Während des kurzen Interregnums von Fosbury hielt der Russe Waleri Brumel, ein Straddle-Maestro und Olympiasieger von 1964, den Weltrekord mit 2,28 Metern, 43 Zentimeter über Kopf. Brumels Karriere endete vorzeitig und dramatisch nach einem Trümmerbruch im Sprungbein, als er nachts mit seiner Geliebten auf dem Motorrad verunglückte. Brumel schrieb später erfolgreiche Theaterstücke und starb 2003 mit erst 61 Jahren.

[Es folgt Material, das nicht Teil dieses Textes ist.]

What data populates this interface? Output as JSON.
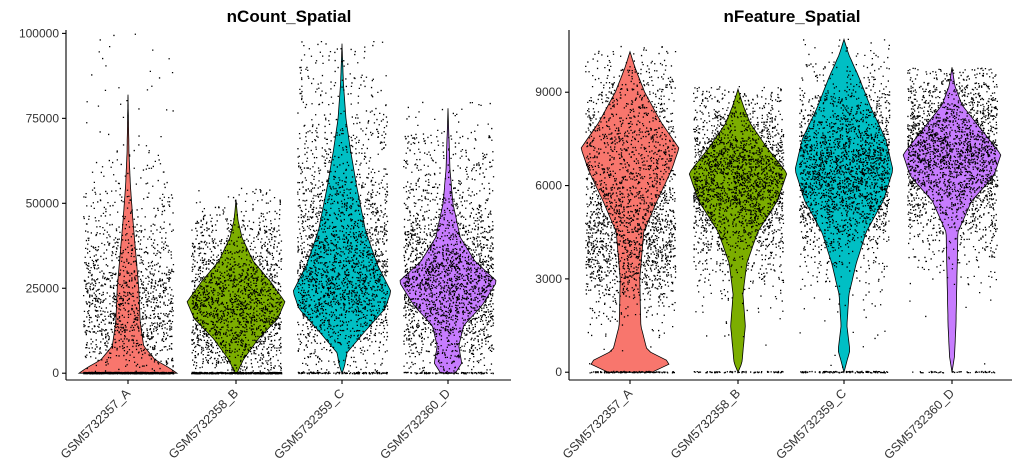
{
  "chart_data": [
    {
      "type": "violin",
      "title": "nCount_Spatial",
      "xlabel": "",
      "ylabel": "",
      "ylim": [
        -2000,
        101000
      ],
      "yticks": [
        0,
        25000,
        50000,
        75000,
        100000
      ],
      "ytick_labels": [
        "0",
        "25000",
        "50000",
        "75000",
        "100000"
      ],
      "categories": [
        "GSM5732357_A",
        "GSM5732358_B",
        "GSM5732359_C",
        "GSM5732360_D"
      ],
      "series": [
        {
          "category": "GSM5732357_A",
          "color": "#F8766D",
          "max": 82000,
          "profile": [
            [
              0,
              1.0
            ],
            [
              1500,
              0.85
            ],
            [
              4000,
              0.55
            ],
            [
              8000,
              0.32
            ],
            [
              15000,
              0.25
            ],
            [
              25000,
              0.22
            ],
            [
              35000,
              0.16
            ],
            [
              45000,
              0.1
            ],
            [
              55000,
              0.05
            ],
            [
              65000,
              0.02
            ],
            [
              82000,
              0.0
            ]
          ],
          "point_sources": [
            [
              0,
              0.42
            ],
            [
              0.5,
              0.5
            ],
            [
              18000,
              0.3
            ],
            [
              30000,
              0.24
            ],
            [
              50000,
              0.05
            ],
            [
              100000,
              0.02
            ]
          ]
        },
        {
          "category": "GSM5732358_B",
          "color": "#7CAE00",
          "max": 51000,
          "profile": [
            [
              0,
              0.02
            ],
            [
              4000,
              0.15
            ],
            [
              10000,
              0.45
            ],
            [
              16000,
              0.85
            ],
            [
              21000,
              1.0
            ],
            [
              27000,
              0.7
            ],
            [
              33000,
              0.35
            ],
            [
              40000,
              0.12
            ],
            [
              45000,
              0.04
            ],
            [
              51000,
              0.0
            ]
          ],
          "point_sources": [
            [
              0,
              0.15
            ],
            [
              0.5,
              0.5
            ],
            [
              20000,
              0.28
            ],
            [
              20000,
              0.4
            ],
            [
              38000,
              0.05
            ],
            [
              55000,
              0.02
            ]
          ]
        },
        {
          "category": "GSM5732359_C",
          "color": "#00BFC4",
          "max": 97000,
          "profile": [
            [
              0,
              0.0
            ],
            [
              2000,
              0.05
            ],
            [
              6000,
              0.1
            ],
            [
              12000,
              0.45
            ],
            [
              19000,
              0.88
            ],
            [
              24000,
              1.0
            ],
            [
              32000,
              0.72
            ],
            [
              42000,
              0.48
            ],
            [
              55000,
              0.3
            ],
            [
              65000,
              0.18
            ],
            [
              75000,
              0.08
            ],
            [
              85000,
              0.03
            ],
            [
              97000,
              0.0
            ]
          ],
          "point_sources": [
            [
              0,
              0.05
            ],
            [
              0.5,
              0.5
            ],
            [
              24000,
              0.3
            ],
            [
              40000,
              0.4
            ],
            [
              60000,
              0.2
            ],
            [
              98000,
              0.05
            ]
          ]
        },
        {
          "category": "GSM5732360_D",
          "color": "#C77CFF",
          "max": 78000,
          "profile": [
            [
              0,
              0.15
            ],
            [
              3000,
              0.28
            ],
            [
              8000,
              0.22
            ],
            [
              14000,
              0.32
            ],
            [
              20000,
              0.7
            ],
            [
              27000,
              1.0
            ],
            [
              33000,
              0.55
            ],
            [
              40000,
              0.25
            ],
            [
              50000,
              0.1
            ],
            [
              60000,
              0.04
            ],
            [
              78000,
              0.0
            ]
          ],
          "point_sources": [
            [
              0,
              0.03
            ],
            [
              0.5,
              0.5
            ],
            [
              27000,
              0.35
            ],
            [
              27000,
              0.3
            ],
            [
              45000,
              0.08
            ],
            [
              80000,
              0.02
            ]
          ]
        }
      ]
    },
    {
      "type": "violin",
      "title": "nFeature_Spatial",
      "xlabel": "",
      "ylabel": "",
      "ylim": [
        -250,
        11000
      ],
      "yticks": [
        0,
        3000,
        6000,
        9000
      ],
      "ytick_labels": [
        "0",
        "3000",
        "6000",
        "9000"
      ],
      "categories": [
        "GSM5732357_A",
        "GSM5732358_B",
        "GSM5732359_C",
        "GSM5732360_D"
      ],
      "series": [
        {
          "category": "GSM5732357_A",
          "color": "#F8766D",
          "max": 10300,
          "profile": [
            [
              0,
              0.45
            ],
            [
              300,
              0.85
            ],
            [
              700,
              0.35
            ],
            [
              1500,
              0.22
            ],
            [
              3000,
              0.2
            ],
            [
              4500,
              0.28
            ],
            [
              5500,
              0.55
            ],
            [
              6500,
              0.85
            ],
            [
              7200,
              1.0
            ],
            [
              8000,
              0.65
            ],
            [
              9000,
              0.3
            ],
            [
              9800,
              0.1
            ],
            [
              10300,
              0.0
            ]
          ],
          "point_sources": [
            [
              0,
              0.05
            ],
            [
              0.5,
              0.5
            ],
            [
              4000,
              0.45
            ],
            [
              7000,
              0.5
            ],
            [
              9500,
              0.02
            ],
            [
              10500,
              0.02
            ]
          ]
        },
        {
          "category": "GSM5732358_B",
          "color": "#7CAE00",
          "max": 9100,
          "profile": [
            [
              0,
              0.0
            ],
            [
              300,
              0.08
            ],
            [
              1500,
              0.15
            ],
            [
              2500,
              0.1
            ],
            [
              3500,
              0.18
            ],
            [
              4500,
              0.4
            ],
            [
              5500,
              0.8
            ],
            [
              6400,
              1.0
            ],
            [
              7200,
              0.6
            ],
            [
              8000,
              0.25
            ],
            [
              8600,
              0.1
            ],
            [
              9100,
              0.0
            ]
          ],
          "point_sources": [
            [
              0,
              0.03
            ],
            [
              0.5,
              0.5
            ],
            [
              6200,
              0.4
            ],
            [
              6200,
              0.6
            ],
            [
              8700,
              0.02
            ],
            [
              9200,
              0.02
            ]
          ]
        },
        {
          "category": "GSM5732359_C",
          "color": "#00BFC4",
          "max": 10700,
          "profile": [
            [
              0,
              0.0
            ],
            [
              300,
              0.05
            ],
            [
              700,
              0.12
            ],
            [
              1500,
              0.06
            ],
            [
              2500,
              0.1
            ],
            [
              3500,
              0.25
            ],
            [
              4500,
              0.45
            ],
            [
              5500,
              0.8
            ],
            [
              6500,
              1.0
            ],
            [
              7500,
              0.85
            ],
            [
              8500,
              0.55
            ],
            [
              9500,
              0.3
            ],
            [
              10200,
              0.1
            ],
            [
              10700,
              0.0
            ]
          ],
          "point_sources": [
            [
              0,
              0.04
            ],
            [
              0.5,
              0.5
            ],
            [
              6500,
              0.35
            ],
            [
              6500,
              0.6
            ],
            [
              10000,
              0.02
            ],
            [
              10800,
              0.02
            ]
          ]
        },
        {
          "category": "GSM5732360_D",
          "color": "#C77CFF",
          "max": 9800,
          "profile": [
            [
              0,
              0.0
            ],
            [
              500,
              0.05
            ],
            [
              1500,
              0.08
            ],
            [
              3000,
              0.1
            ],
            [
              4500,
              0.12
            ],
            [
              5500,
              0.4
            ],
            [
              6300,
              0.85
            ],
            [
              7000,
              1.0
            ],
            [
              7800,
              0.6
            ],
            [
              8600,
              0.2
            ],
            [
              9200,
              0.06
            ],
            [
              9800,
              0.0
            ]
          ],
          "point_sources": [
            [
              0,
              0.02
            ],
            [
              0.5,
              0.5
            ],
            [
              7000,
              0.4
            ],
            [
              7000,
              0.6
            ],
            [
              9400,
              0.02
            ],
            [
              9800,
              0.02
            ]
          ]
        }
      ]
    }
  ]
}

Auch Fosburys Heldentum verblasste, der fabelhafte High Jumper neigte zu notorischer Bescheidenheit und Einzelgängertum. Er betrieb in Ketchum in den Rocky Mountains, wo der Nobelpreisträger Ernest Hemingway zuletzt gelebt hatte, ein eigenes Landvermessungsbüro. Vor 15 Jahren geriet sein Name wieder in die Öffentlichkeit, als er mitteilte, an Lymphdrüsenkrebs im Bereich der Wirbelsäule zu leiden. Nach sechs Jahren erklärte er den Krebs für besiegt; doch die tückische Krankheit kehrte zurück, daran ist er jetzt gestorben.

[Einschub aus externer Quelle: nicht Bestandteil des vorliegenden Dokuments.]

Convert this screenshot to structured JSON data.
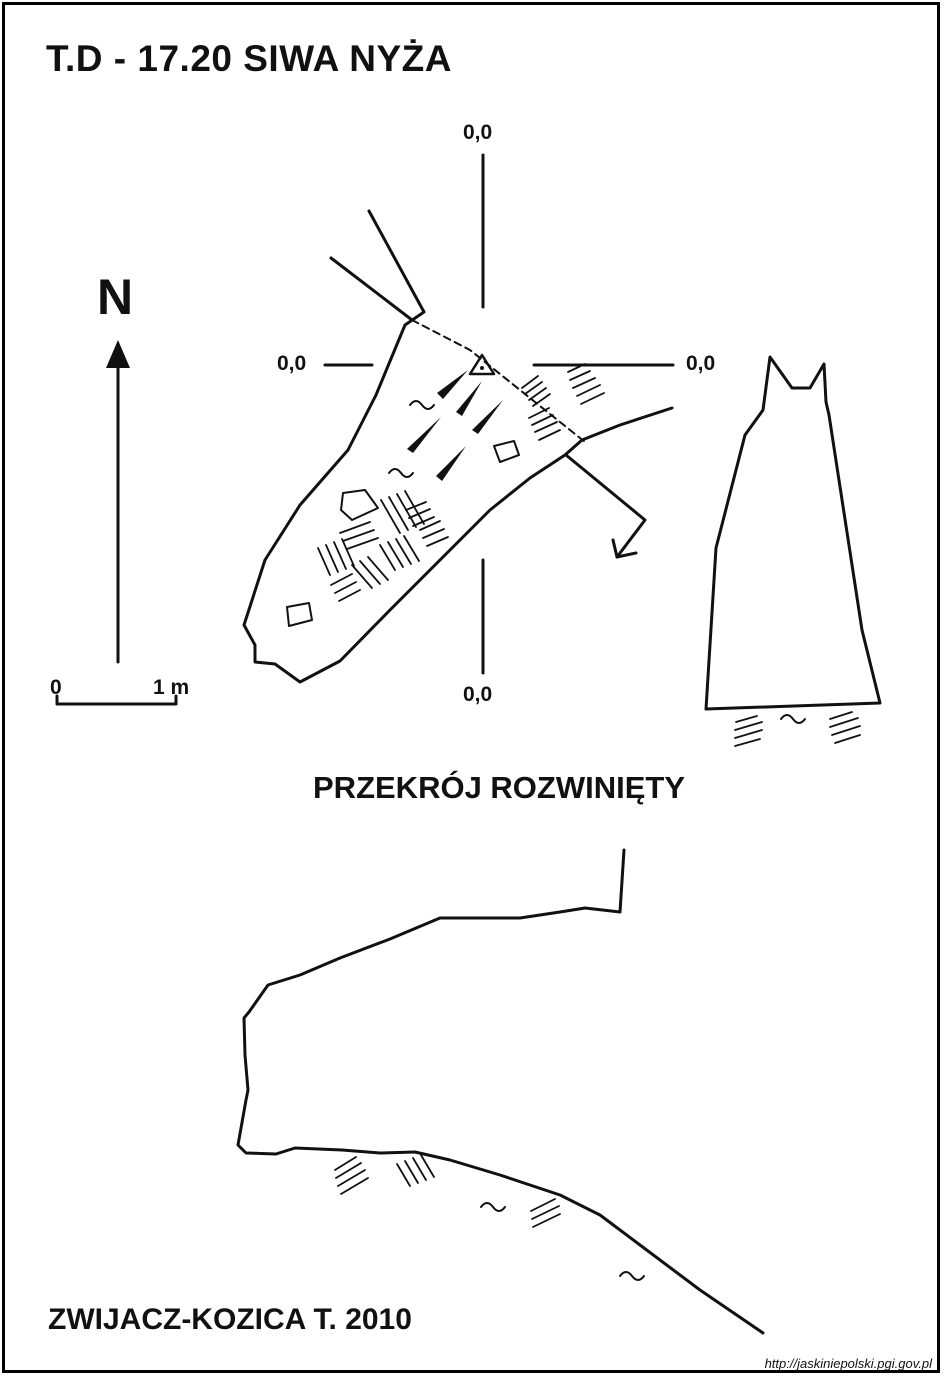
{
  "title": "T.D - 17.20  SIWA NYŻA",
  "north_label": "N",
  "coordinates": {
    "top": "0,0",
    "left": "0,0",
    "right": "0,0",
    "bottom": "0,0"
  },
  "scale": {
    "zero": "0",
    "one": "1 m"
  },
  "section_title": "PRZEKRÓJ ROZWINIĘTY",
  "author": "ZWIJACZ-KOZICA T. 2010",
  "source_url": "http://jaskiniepolski.pgi.gov.pl",
  "colors": {
    "ink": "#111111",
    "background": "#ffffff"
  },
  "symbols": [
    "north-arrow",
    "survey-station-triangle",
    "slope-arrows",
    "rock-blocks",
    "clay-tilde",
    "rubble-hatching",
    "direction-arrow"
  ]
}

Der Tod seines kleinen Bruders wird zum Trauma
Fosbury hatte seinem Biografen Bob Welch erzählt, wie er als junger Publikumsmagnet seinem Weltschmerz entfliehen konnte in den kurzen Momenten der Schwerelosigkeit, wie er Halt suchte zwischen der Euphorie des Fliegens und dem Absturz in die Depression. Denn Fosbury plagte ein Trauma, er glaubte verantwortlich zu sein für den Tod seines Bruders und für die Zerstörung seiner Familie. Sie waren an einem Samstag mit den Fahrrädern unterwegs, er damals 14, der kleine Greg 10, als ein betrunkener Autofahrer den Bruder tödlich verletzte. Die Eltern waren abends tanzen gegangen. Die Tragödie entzweite sie.

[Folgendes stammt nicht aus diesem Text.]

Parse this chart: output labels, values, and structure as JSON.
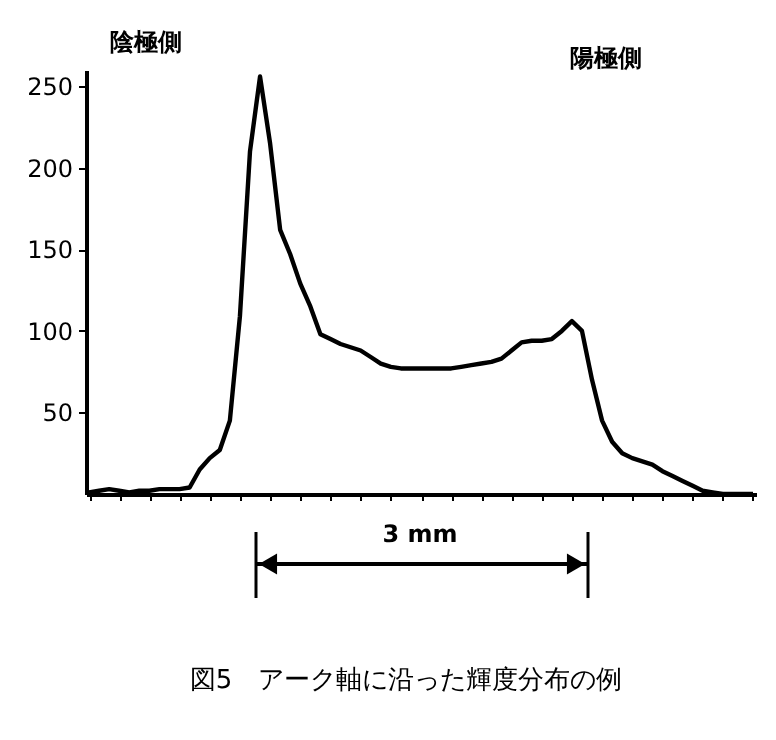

Sein Leiden an sich selber war nie quälender als im Jahr vor den Olympischen Spielen von Mexiko-Stadt. Der Einberufung nach Vietnam entging er zwar wegen eines angeblichen Rückenleidens, aber das Stipendium an der Universität drohte er wegen fehlender sportlicher Leistungen zu verlieren, die Studentenverbindung hatte ihn bereits hinausgeworfen, seine Freundin gab ihm den Laufpass.
Es kann sein, dass Dick Fosbury, der Hochspringer, der dem Gewicht der Erde für Augenblicke den Rücken gekehrt hat, den Himmel tatsächlich gesehen hat. Er brauchte nicht einmal auf den Mond zu fliegen wie Neil Armstrong ein Jahr später.